On avait eu soin pareillement de ne pas définir les traditions de la patrie française qu’il fallait maintenir. Les révolutionnaires, si on avait essayé de les séduire, auraient bien compris qu’il ne s’agissait pas des principes et des exemples légués par les Français de 1793 ; mais les démocrates modérés, comme M. Larroumet, ont pu croire, paraît-il, que l’on voulait parler du xviiie siècle, de Voltaire et de la Constituante, tandis que M. Brunetière se rappelait Bossuet et la Révocation de l’Édit de Nantes. M. Barrès pensait sans doute à Napoléon Ier ; M. Coppée, qui trouve que M. Drumont dit d’utiles vérités, songeait peut-être dans son for intérieur aux traditions qui imposaient, avant chaque croisade, un massacre de Juifs.

Les hommes sincèrement libéraux qui ont été victimes de cette double équivoque auraient dû cependant avoir quelque soupçon, en lisant le dernier alinéa du programme qu’ils ont signé. Il y est dit que l’on voulait fortifier l’esprit de solidarité qui doit relier entre elles, à travers le temps, toutes les générations d’un grand peuple. Cet « esprit » de solidarité, défini comme l’élément permanent d’une nation à travers les âges, n’est le plus souvent évoqué que pour servir à une œuvre réactionnaire. Les partisans du trône et de l’autel ont toujours reproché à la Révolution d’avoir rompu avec l’ancienne France. Les romantiques allemands, au commencement du siècle, blâmaient les libéraux qui ne s’inspiraient pas du Volksgeist.
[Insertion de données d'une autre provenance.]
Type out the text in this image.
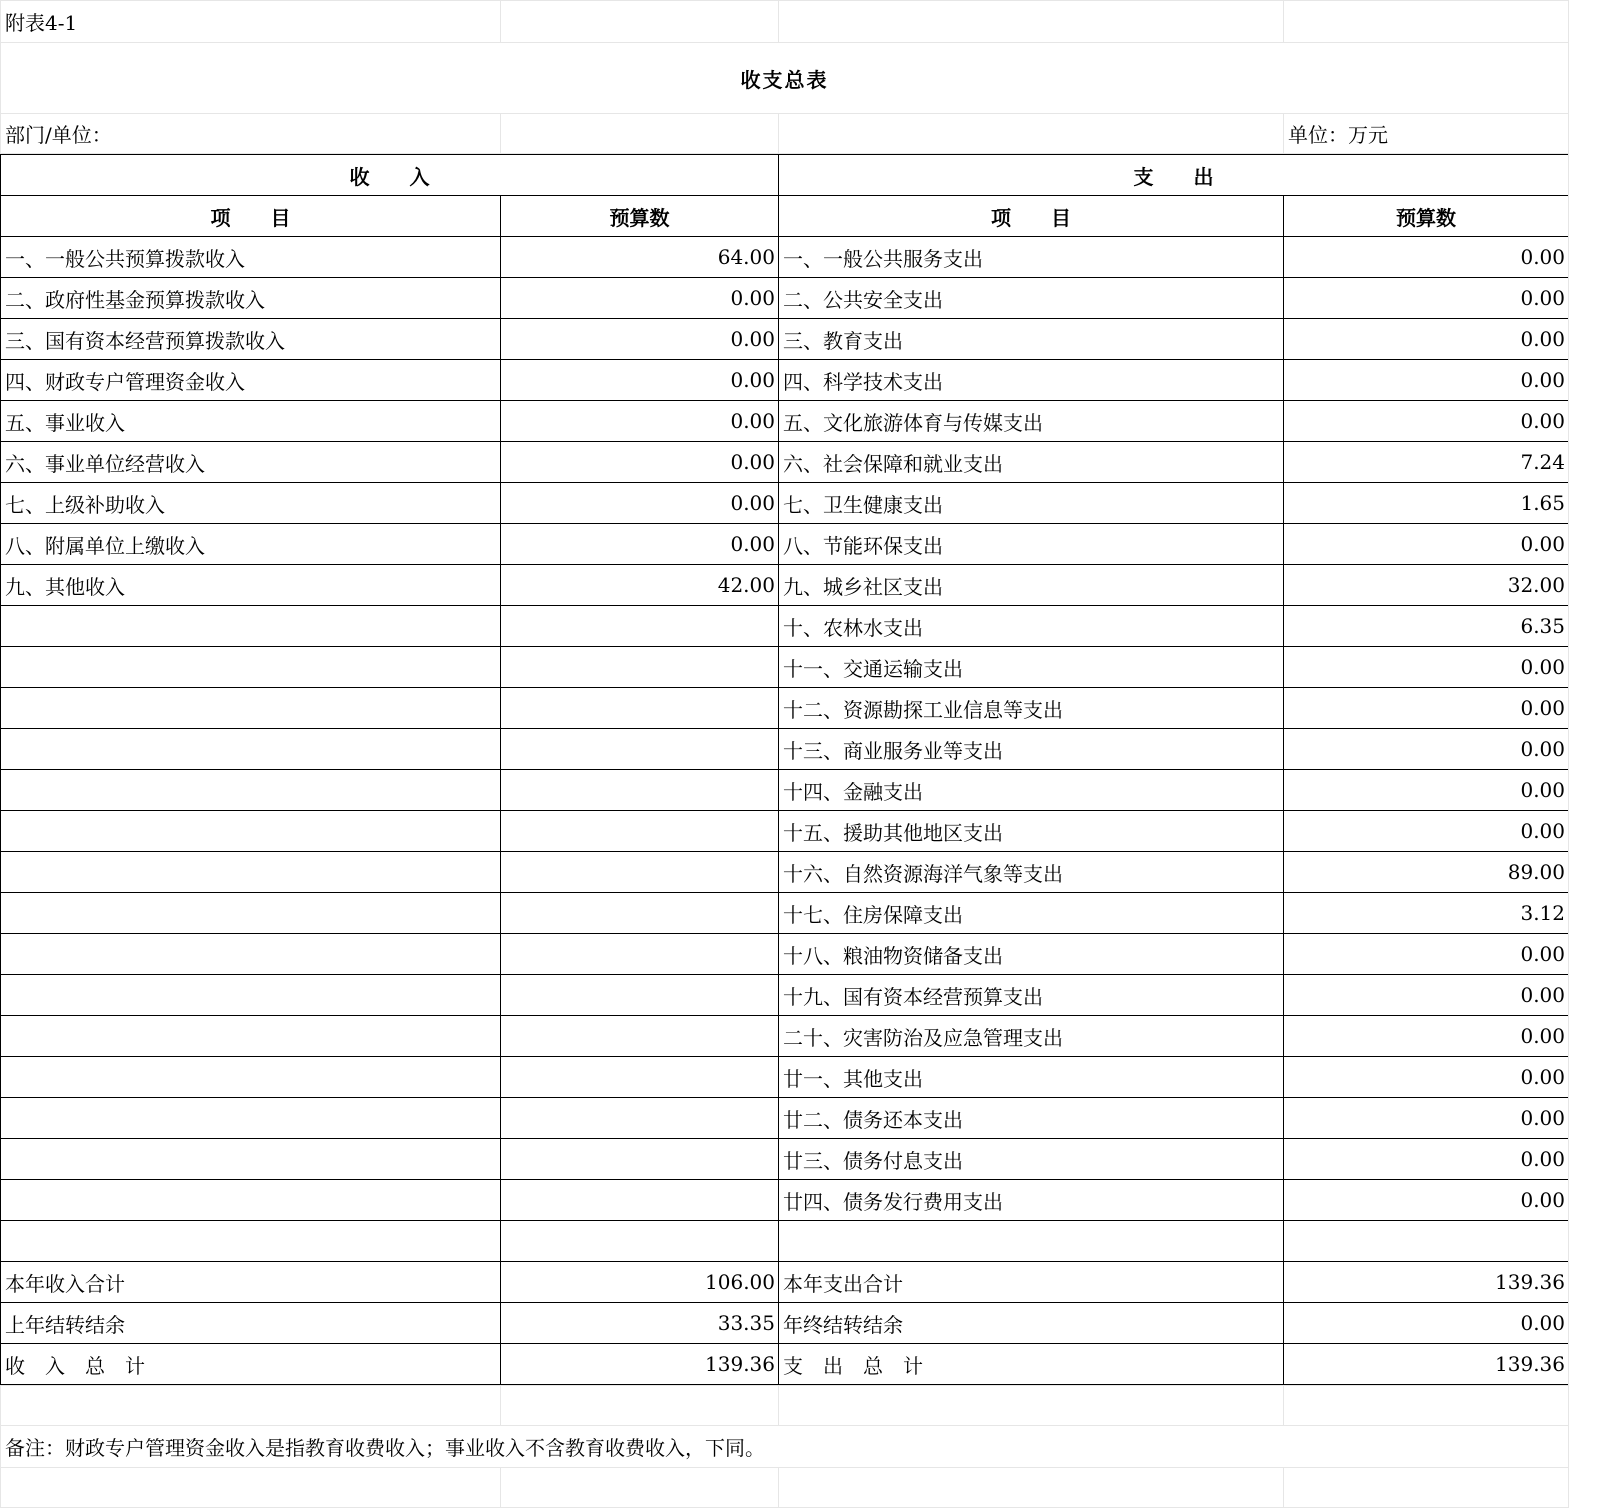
附表4-1			
收支总表			
部门/单位：			单位：万元
收　　入		支　　出	
项　　目	预算数	项　　目	预算数
一、一般公共预算拨款收入	64.00	一、一般公共服务支出	0.00
二、政府性基金预算拨款收入	0.00	二、公共安全支出	0.00
三、国有资本经营预算拨款收入	0.00	三、教育支出	0.00
四、财政专户管理资金收入	0.00	四、科学技术支出	0.00
五、事业收入	0.00	五、文化旅游体育与传媒支出	0.00
六、事业单位经营收入	0.00	六、社会保障和就业支出	7.24
七、上级补助收入	0.00	七、卫生健康支出	1.65
八、附属单位上缴收入	0.00	八、节能环保支出	0.00
九、其他收入	42.00	九、城乡社区支出	32.00
		十、农林水支出	6.35
		十一、交通运输支出	0.00
		十二、资源勘探工业信息等支出	0.00
		十三、商业服务业等支出	0.00
		十四、金融支出	0.00
		十五、援助其他地区支出	0.00
		十六、自然资源海洋气象等支出	89.00
		十七、住房保障支出	3.12
		十八、粮油物资储备支出	0.00
		十九、国有资本经营预算支出	0.00
		二十、灾害防治及应急管理支出	0.00
		廿一、其他支出	0.00
		廿二、债务还本支出	0.00
		廿三、债务付息支出	0.00
		廿四、债务发行费用支出	0.00

本年收入合计	106.00	本年支出合计	139.36
上年结转结余	33.35	年终结转结余	0.00
收　入　总　计	139.36	支　出　总　计	139.36

备注：财政专户管理资金收入是指教育收费收入；事业收入不含教育收费收入，下同。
C’est vers une théorie de ce genre que nous acheminent, plus ou moins consciemment, nos patriotes français. Déjà ils déclarent que le « glorieux dépôt des intérêts vitaux de la Patrie française est aux mains de l’armée nationale » — sans doute depuis Metz et Sedan ; bientôt l’état-major sera le seul interprète autorisé de la volonté nationale traditionnelle, et comme on sait que sept officiers français sont infaillibles, la religion nouvelle sera fondée. M. Brunetière, le plus catégorique, sinon le plus franc, de ses apôtres, proclame déjà qu’il considère l’Armée comme « la base, le support de l’unité et de la grandeur nationales ». Qu’est-ce, en d’autres termes, sinon voir dans la hiérarchie militaire la représentation la plus haute de la nation et mettre une fois de plus un clergé au-dessus de l’église des fidèles ?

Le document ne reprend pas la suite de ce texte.